Date of Award


Degree Type


Degree Name

Doctor of Philosophy (PhD)

Graduate Group

History of Art

First Advisor

Larry Silver


The period from 1460 to 1515 in France was marked by a number of significant shifts—both politically as feudal systems were consolidated under a more powerful centralized monarchy, and artistically, as print and panel painting challenged the primacy of traditional medieval media. Previous scholarship has treated the enduring French preference for manuscripts among court patrons as an anachronistic medieval holdover, and likewise, the period’s illumination as an art in decline. This project revises this view by considering adherence to the manuscript form as a core component of French royal and aristocratic identity. Manuscripts, with their ability to imitate, contain, and transcend other media, provided a tactile, visual, and conceptual connection to an imagined past: a Middle Ages of knightly deeds, romances, bibliophile kings, and the courtly splendor before the rupture of the Hundred Years’ War. Closely analyzing this nostalgic turn to the past—revival and performance of chivalric values in semi-public aristocratic venues, preservation of history in terms of military and cultural traditions, and efforts to make the past not simply legible but extremely relevant and important to a late fifteenth-century audience—reveals noble-class anxieties about the future of family, identity, and ways of life.

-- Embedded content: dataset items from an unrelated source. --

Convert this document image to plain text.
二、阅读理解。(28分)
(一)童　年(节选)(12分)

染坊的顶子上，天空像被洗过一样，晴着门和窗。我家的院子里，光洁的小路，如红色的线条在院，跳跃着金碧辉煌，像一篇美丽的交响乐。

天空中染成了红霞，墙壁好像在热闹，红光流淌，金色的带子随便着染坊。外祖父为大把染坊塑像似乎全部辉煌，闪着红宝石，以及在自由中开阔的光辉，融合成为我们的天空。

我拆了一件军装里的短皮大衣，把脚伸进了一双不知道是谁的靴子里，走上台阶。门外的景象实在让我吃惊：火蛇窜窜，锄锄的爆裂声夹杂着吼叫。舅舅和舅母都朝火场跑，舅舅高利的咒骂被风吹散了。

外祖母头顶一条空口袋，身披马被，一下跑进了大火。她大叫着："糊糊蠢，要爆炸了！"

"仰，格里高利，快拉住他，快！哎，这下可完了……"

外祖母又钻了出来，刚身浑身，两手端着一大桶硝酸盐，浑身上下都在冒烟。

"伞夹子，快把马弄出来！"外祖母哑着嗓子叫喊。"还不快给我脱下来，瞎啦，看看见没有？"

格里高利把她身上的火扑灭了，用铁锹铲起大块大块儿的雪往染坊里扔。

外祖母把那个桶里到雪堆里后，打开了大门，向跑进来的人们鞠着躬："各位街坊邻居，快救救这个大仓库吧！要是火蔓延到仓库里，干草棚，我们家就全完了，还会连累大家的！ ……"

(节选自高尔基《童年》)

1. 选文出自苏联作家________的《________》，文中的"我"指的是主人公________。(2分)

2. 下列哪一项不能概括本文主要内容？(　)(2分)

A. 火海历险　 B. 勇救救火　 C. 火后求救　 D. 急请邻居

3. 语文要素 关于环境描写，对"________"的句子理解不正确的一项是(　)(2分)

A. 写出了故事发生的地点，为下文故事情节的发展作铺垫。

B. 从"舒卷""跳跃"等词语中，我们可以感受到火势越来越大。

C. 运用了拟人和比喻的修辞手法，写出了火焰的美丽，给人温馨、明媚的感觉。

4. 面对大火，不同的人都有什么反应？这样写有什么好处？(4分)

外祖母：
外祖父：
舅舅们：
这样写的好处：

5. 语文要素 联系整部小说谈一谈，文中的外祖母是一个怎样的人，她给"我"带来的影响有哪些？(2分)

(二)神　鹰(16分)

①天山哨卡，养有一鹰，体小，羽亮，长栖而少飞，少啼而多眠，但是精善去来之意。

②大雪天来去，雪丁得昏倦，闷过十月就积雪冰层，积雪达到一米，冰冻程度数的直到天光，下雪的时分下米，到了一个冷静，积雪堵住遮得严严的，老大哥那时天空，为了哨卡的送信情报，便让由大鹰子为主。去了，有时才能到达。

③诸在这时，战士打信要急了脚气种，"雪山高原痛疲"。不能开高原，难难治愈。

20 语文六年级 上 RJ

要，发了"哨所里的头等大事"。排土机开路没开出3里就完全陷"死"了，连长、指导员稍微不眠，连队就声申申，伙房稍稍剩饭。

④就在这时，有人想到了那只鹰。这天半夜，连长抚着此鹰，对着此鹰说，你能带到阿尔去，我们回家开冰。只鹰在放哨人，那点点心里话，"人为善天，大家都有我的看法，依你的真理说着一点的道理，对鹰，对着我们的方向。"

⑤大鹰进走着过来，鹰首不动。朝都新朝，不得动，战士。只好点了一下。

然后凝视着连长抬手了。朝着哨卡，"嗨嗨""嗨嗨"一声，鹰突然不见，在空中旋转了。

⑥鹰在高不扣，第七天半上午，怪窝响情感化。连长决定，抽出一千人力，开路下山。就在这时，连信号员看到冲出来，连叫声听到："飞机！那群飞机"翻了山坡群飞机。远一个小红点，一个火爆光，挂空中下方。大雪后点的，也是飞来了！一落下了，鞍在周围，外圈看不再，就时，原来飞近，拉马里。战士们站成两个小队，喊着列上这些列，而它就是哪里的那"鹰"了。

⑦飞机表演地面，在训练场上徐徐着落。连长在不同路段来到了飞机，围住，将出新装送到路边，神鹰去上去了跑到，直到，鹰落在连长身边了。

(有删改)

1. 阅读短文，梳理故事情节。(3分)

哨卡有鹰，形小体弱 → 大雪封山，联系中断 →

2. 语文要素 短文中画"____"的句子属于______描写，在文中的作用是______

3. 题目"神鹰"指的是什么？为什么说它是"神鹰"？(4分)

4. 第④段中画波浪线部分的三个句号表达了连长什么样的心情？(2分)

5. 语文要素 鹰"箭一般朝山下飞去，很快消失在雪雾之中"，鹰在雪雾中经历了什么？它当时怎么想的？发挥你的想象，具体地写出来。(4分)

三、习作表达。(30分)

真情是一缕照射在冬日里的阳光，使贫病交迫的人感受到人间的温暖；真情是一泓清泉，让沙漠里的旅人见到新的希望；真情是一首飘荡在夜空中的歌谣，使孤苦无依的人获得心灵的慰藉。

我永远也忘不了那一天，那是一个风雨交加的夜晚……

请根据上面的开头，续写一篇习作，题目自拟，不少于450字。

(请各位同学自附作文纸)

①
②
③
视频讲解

This dissertation examines several aspects of late medieval manuscript culture at the French courts to provide an account of the material and ideological significance of the manuscript book during a time of major political and artistic restructuring. It addresses how royal and aristocratic patrons negotiated the political transitions of the age in visual and material ways. It establishes that any discussion of late medieval manuscripts must consider the other media with which they interacted, particularly exchange with print, which was mobilized for specific political and artistic purposes and only within the frameworks of courtly taste and patronage. In this complex and uncertain moment in French royal history and in the history of the book, manuscripts became implicated in the conception of the idealized stability of the medieval past, functioned as repositories for aristocratic identity, and stood as objects of collective memory—a status maintained well into the sixteenth century.